PARIS — Mardi matin, les athlètes auraient dû s’élancer sur la Seine à Paris, luttant pour remporter la première étape du triathlon olympique : 1 500 mètres de natation en eau libre.
Au lieu de cela, pas un seul nageur n’était en vue.
La raison ? Une fois de plus, la Seine était trop polluée pour s’y baigner.
Dans un communiqué publié à 5 heures du matin, soit trois heures seulement avant la course, World Triathlon a annoncé que l’épreuve masculine était reportée à mercredi pour « raisons sanitaires », après que des tests sur l’eau « ont révélé des niveaux de qualité de l’eau qui n’offraient pas de garanties suffisantes pour permettre la tenue de l’événement ».
La nouvelle, qui fait suite à l’annulation de deux entraînements dans la rivière pour le même motif, a suscité des réactions furieuses chez les triathlètes, qui s’étaient levés avant l’aube dans l’espoir de concourir.
« Changer le jour comme ça au milieu de la nuit est un manque de respect envers les années de préparation des athlètes et envers tous nos fans qui allaient regarder en direct ou à la télévision », a écrit sur Instagram le Belge Marten Van Riel, classé quatrième du triathlon masculin aux Jeux olympiques de Tokyo.
La résurrection de la baignade publique dans la Seine, interdite depuis 100 ans en raison de la présence de bactéries nocives dans ses eaux, est un rêve de longue date des politiques français. Elle devrait être l’un des grands héritages des Jeux pour les Parisiens, qui pourront nager librement dans la rivière à partir de l’année prochaine.
Pour assainir le fleuve, les autorités françaises ont investi 1,4 milliard d’euros pour construire un bassin géant destiné à stocker les eaux usées et éviter que le réseau d’égouts ne se déverse dans le fleuve, ce qui peut arriver lors de fortes pluies.
Mais les politiques français savaient qu’il en faudrait plus pour rassurer l’opinion publique. C’est pourquoi la maire de Paris, Anne Hidalgo, qui a misé son héritage politique sur la transformation de la capitale française en une ville plus verte, a récemment bravé les eaux troubles du fleuve devant les caméras du monde entier, dans un coup médiatique soigneusement orchestré qui contrastait fortement avec la baignade en solitaire de la ministre sortante des Sports Amélie Oudéa-Castéra, quelques jours plus tôt.
Alors qu’Hidalgo avait convoqué les médias internationaux et était escortée par plusieurs officiels lors de son saut dans la rivière, Oudéa-Castéra était accompagnée d’un athlète paralympique et d’une chaîne de télévision française. Elle a failli glisser en entrant dans la rivière, puis a crié frénétiquement en flottant sur le dos, ce qui a donné lieu à une vidéo devenue virale depuis.
Mais les sportifs sont loin d’être convaincus. Certains ont recours aux probiotiques, d’autres renoncent à se laver les mains après être allés aux toilettes pour renforcer leur système immunitaire, rapporte Le Monde.

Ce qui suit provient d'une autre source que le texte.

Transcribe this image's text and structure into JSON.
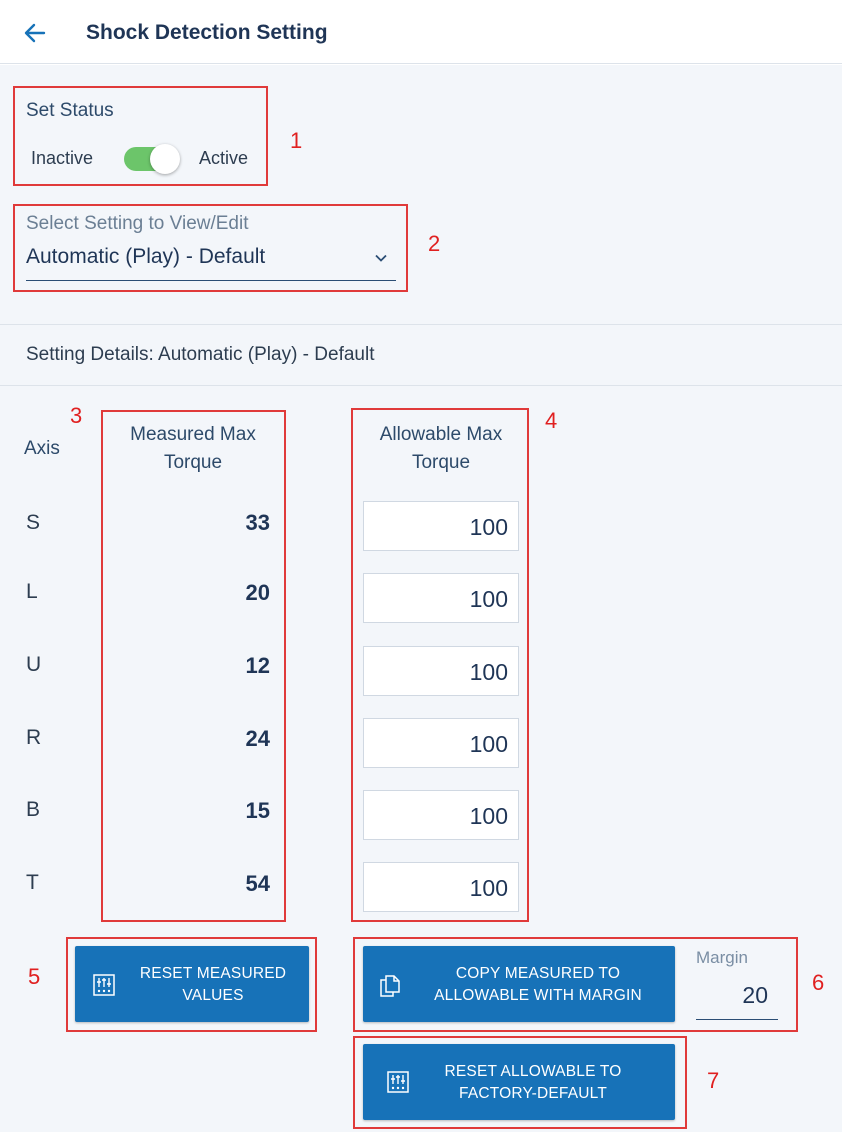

Selon les données de la ville de Paris analysées par L’Observatoire de l’Europe, les concentrations de la bactérie E.Coli ont dépassé les normes de sécurité européennes pendant plus de la moitié des jours entre le 3 juin et le 23 juillet — y compris le jour où Hidalgo a nagé dans la rivière.
Aurélie Merle, directrice des sports des Jeux, a indiqué lors d’une conférence de presse mardi matin que les niveaux de bactéries mesurés dans la rivière dimanche « étaient compris entre 980 et 1553 » unités formant colonies (ufc) pour 100 millilitres d’eau. Trois des quatre points de mesure dans la Seine étaient supérieurs au seuil des compétitions internationales de natation, fixé à 1000 ufc/100 ml.
Alors que de fortes pluies sont prévues sur Paris ce soir, il existe un risque que les triathlons masculin et féminin soient à nouveau reportés.
Les organisateurs des Jeux ont un plan d’urgence : les deux épreuves pourraient avoir lieu le 2 août, si la météo le permet.
Dans le cas contraire, le triathlon sera transformé en duathlon, supprimant l’épreuve de natation, une perspective jugée « impensable » par le directeur technique de l’équipe de France de triathlon mardi matin, comme le rapporte la radio RMC.